Here’s Western Field – soon to be Western Prairie – with most of the snow gone.

One of the nice things about getting to the end of my planting project is that now I’m working at the southern end of the field. So when I finish working for the day I take a look at the view from Big View Prairie, which is a wonderful steep goat prairie, and walk down through it to Center Valley. This is the view from Big View.

I’ve wondered why Eastern Red Cedars (Juniperus virginiana) aren’t a problem in our prairies. On the bluffs along the Mississippi the cedars are very aggressive and turn the prairies into cedar forests. But although we have a few cedars, they seem to be very well behaved. There’s only one on Big View Prairie, on the southeast point of the bluff.

You can see how steep the slope is in this prairie.

Big View Prairie also has some big rocks that are covered with lichens.
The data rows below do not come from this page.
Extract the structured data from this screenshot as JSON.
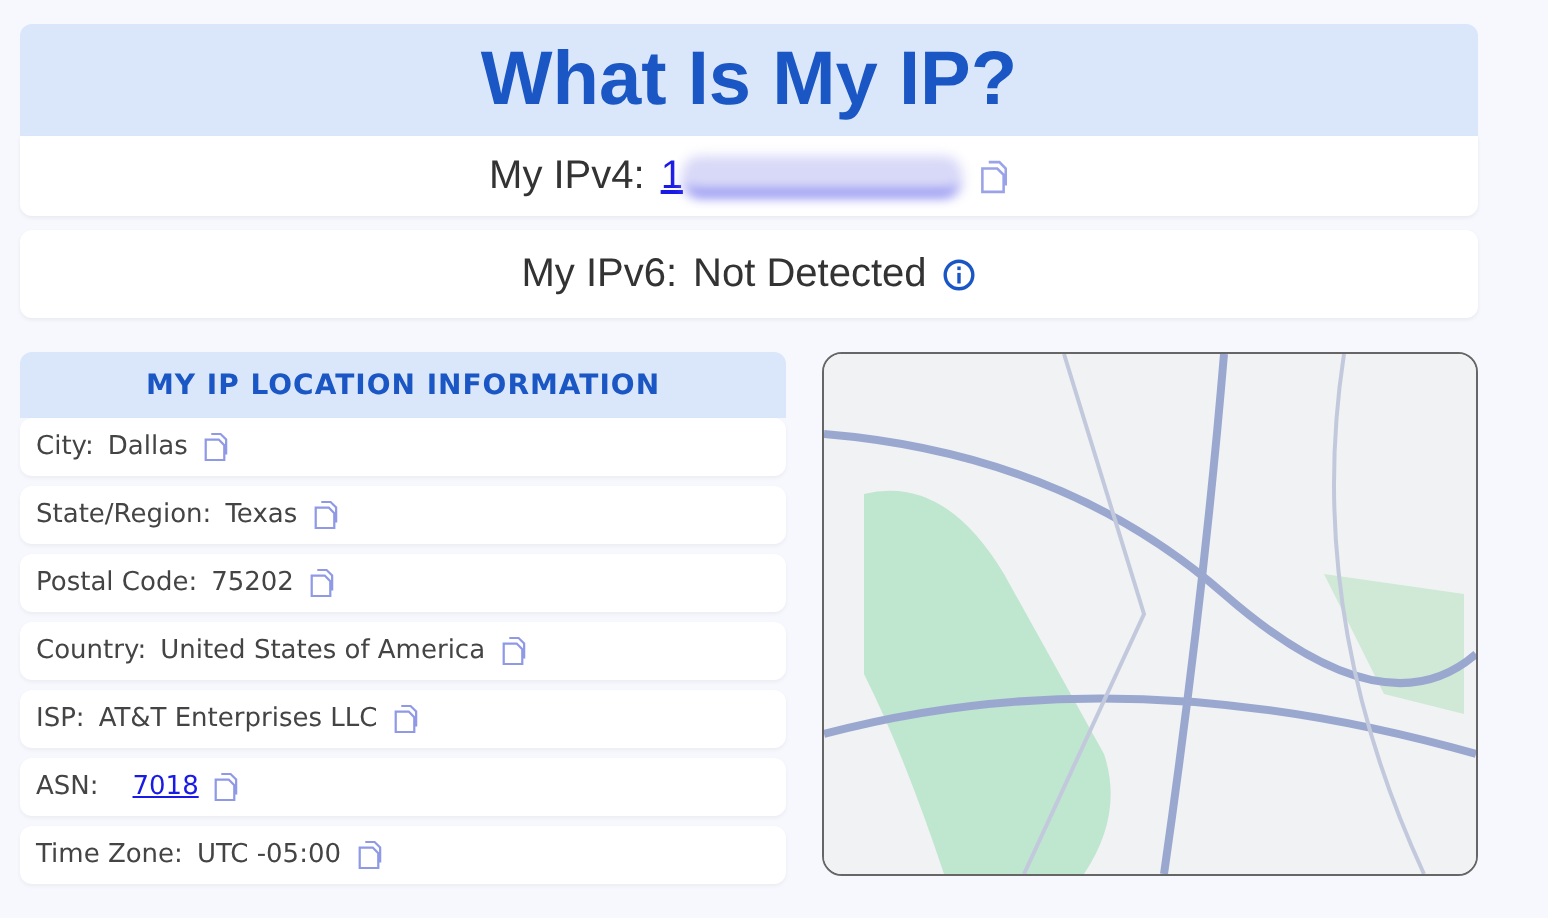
{
  "title": "What Is My IP?",
  "ipv4": {
    "label": "My IPv4:",
    "value": "1",
    "redacted": true
  },
  "ipv6": {
    "label": "My IPv6:",
    "value": "Not Detected"
  },
  "location": {
    "heading": "MY IP LOCATION INFORMATION",
    "rows": [
      {
        "label": "City:",
        "value": "Dallas",
        "kind": "text"
      },
      {
        "label": "State/Region:",
        "value": "Texas",
        "kind": "text"
      },
      {
        "label": "Postal Code:",
        "value": "75202",
        "kind": "text"
      },
      {
        "label": "Country:",
        "value": "United States of America",
        "kind": "text"
      },
      {
        "label": "ISP:",
        "value": "AT&T Enterprises LLC",
        "kind": "text"
      },
      {
        "label": "ASN:",
        "value": "7018",
        "kind": "link"
      },
      {
        "label": "Time Zone:",
        "value": "UTC -05:00",
        "kind": "text"
      }
    ]
  }
}
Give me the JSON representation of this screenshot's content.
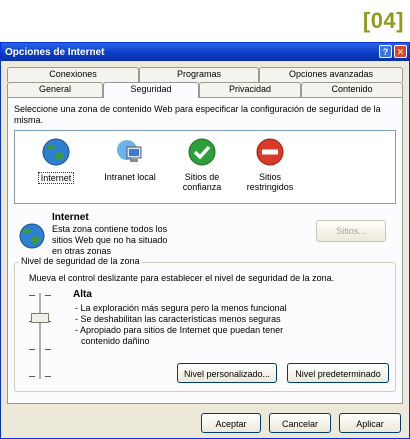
{
  "corner_label": "[04]",
  "window": {
    "title": "Opciones de Internet"
  },
  "title_buttons": {
    "help": "?",
    "close": "✕"
  },
  "tabs_back": [
    "Conexiones",
    "Programas",
    "Opciones avanzadas"
  ],
  "tabs_front": [
    "General",
    "Seguridad",
    "Privacidad",
    "Contenido"
  ],
  "active_tab": "Seguridad",
  "intro": "Seleccione una zona de contenido Web para especificar la configuración de seguridad de la misma.",
  "zones": [
    {
      "label": "Internet",
      "icon": "globe-icon",
      "selected": true
    },
    {
      "label": "Intranet local",
      "icon": "network-computer-icon",
      "selected": false
    },
    {
      "label": "Sitios de confianza",
      "icon": "checkmark-icon",
      "selected": false
    },
    {
      "label": "Sitios restringidos",
      "icon": "no-entry-icon",
      "selected": false
    }
  ],
  "zone_info": {
    "title": "Internet",
    "description": "Esta zona contiene todos los sitios Web que no ha situado en otras zonas",
    "sites_button": "Sitios..."
  },
  "security_level": {
    "legend": "Nivel de seguridad de la zona",
    "instruction": "Mueva el control deslizante para establecer el nivel de seguridad de la zona.",
    "level": "Alta",
    "bullets": [
      "- La exploración más segura pero la menos funcional",
      "- Se deshabilitan las características menos seguras",
      "- Apropiado para sitios de Internet que puedan tener",
      "  contenido dañino"
    ],
    "custom_button": "Nivel personalizado...",
    "default_button": "Nivel predeterminado"
  },
  "footer": {
    "ok": "Aceptar",
    "cancel": "Cancelar",
    "apply": "Aplicar"
  },
  "colors": {
    "titlebar": "#0b3fc8",
    "dialog_bg": "#ece9d8",
    "accent_label": "#8f9c1b"
  }
}
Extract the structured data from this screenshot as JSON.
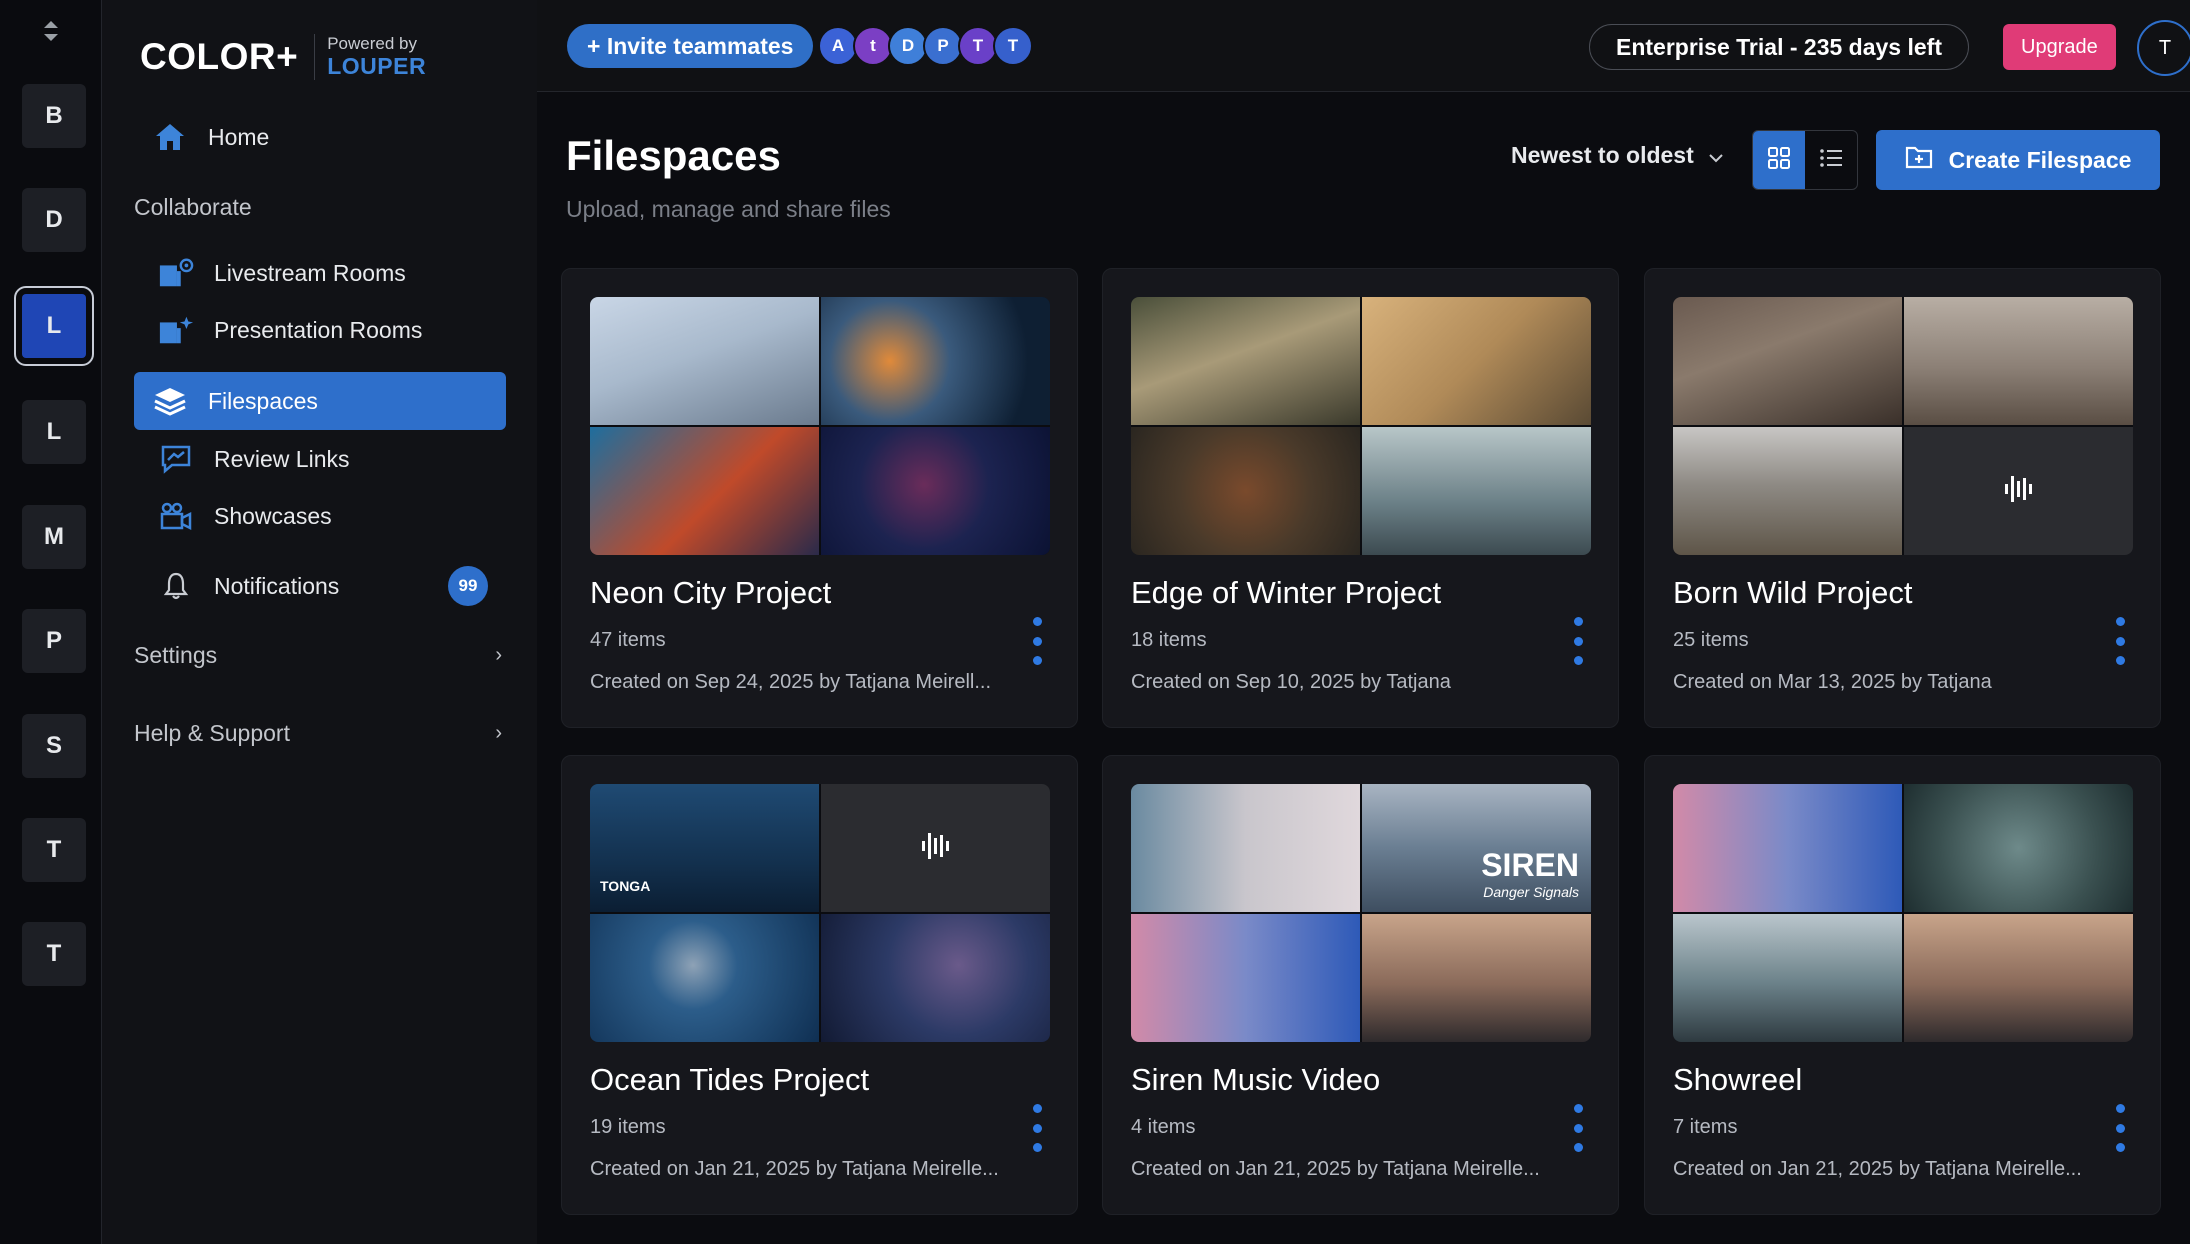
{
  "rail": {
    "workspaces": [
      "B",
      "D",
      "L",
      "L",
      "M",
      "P",
      "S",
      "T",
      "T"
    ]
  },
  "sidebar": {
    "brand": "COLOR+",
    "powered_by": "Powered by",
    "partner": "LOUPER",
    "home": "Home",
    "collaborate": "Collaborate",
    "livestream": "Livestream Rooms",
    "presentation": "Presentation Rooms",
    "filespaces": "Filespaces",
    "review_links": "Review Links",
    "showcases": "Showcases",
    "notifications": "Notifications",
    "notifications_count": "99",
    "settings": "Settings",
    "help": "Help & Support"
  },
  "topbar": {
    "invite": "+ Invite teammates",
    "avatars": [
      "A",
      "t",
      "D",
      "P",
      "T",
      "T"
    ],
    "trial": "Enterprise Trial - 235 days left",
    "upgrade": "Upgrade",
    "user": "T"
  },
  "main": {
    "title": "Filespaces",
    "subtitle": "Upload, manage and share files",
    "sort": "Newest to oldest",
    "create": "Create Filespace"
  },
  "cards": [
    {
      "title": "Neon City Project",
      "count": "47 items",
      "created": "Created on Sep 24, 2025 by Tatjana Meirell..."
    },
    {
      "title": "Edge of Winter Project",
      "count": "18 items",
      "created": "Created on Sep 10, 2025 by Tatjana"
    },
    {
      "title": "Born Wild Project",
      "count": "25 items",
      "created": "Created on Mar 13, 2025 by Tatjana"
    },
    {
      "title": "Ocean Tides Project",
      "count": "19 items",
      "created": "Created on Jan 21, 2025 by Tatjana Meirelle...",
      "overlay": "TONGA"
    },
    {
      "title": "Siren Music Video",
      "count": "4 items",
      "created": "Created on Jan 21, 2025 by Tatjana Meirelle...",
      "overlay": "SIREN",
      "overlay_sub": "Danger Signals"
    },
    {
      "title": "Showreel",
      "count": "7 items",
      "created": "Created on Jan 21, 2025 by Tatjana Meirelle..."
    }
  ],
  "colors": {
    "accent": "#2e6fcb",
    "upgrade": "#e03b77"
  }
}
Lake Pepin has large areas of open water this week – we’ve never seen that happen in January before. Lake Pepin is a widening of the Mississippi River between Minnesota and Wisconsin. It was formed during the melting of the glaciers when silt from the Chippewa River narrowed the Mississippi just below Pepin, Wisconsin and caused a lake to build up above it. There are spectacular 450-foot bluffs along the lake that used to be covered with prairie. Now the prairies are mostly overgrown with brush and Eastern Red Cedars, but there are still some dry “goat prairies” on the steep slopes.

Usually the lake freezes in December and the ice gets thick enough for ice fishing. In normal winters there are clusters of ice fishing houses out in the middle of the lake with roads to them across the ice. This year the ice has broken up in most of the center of the lake. Along the edge is a band of broken sheets of ice that makes loud crunching, scraping noises as the waves rock up and down.

Here’s the band of broken ice.

And a view of the open water on the lake.

This is one of the bluffs on the Wisconsin side of the lake. There’s been a project to reintroduce Peregrine Falcons to the area and they’ve started nesting in some of these rocky cliffs.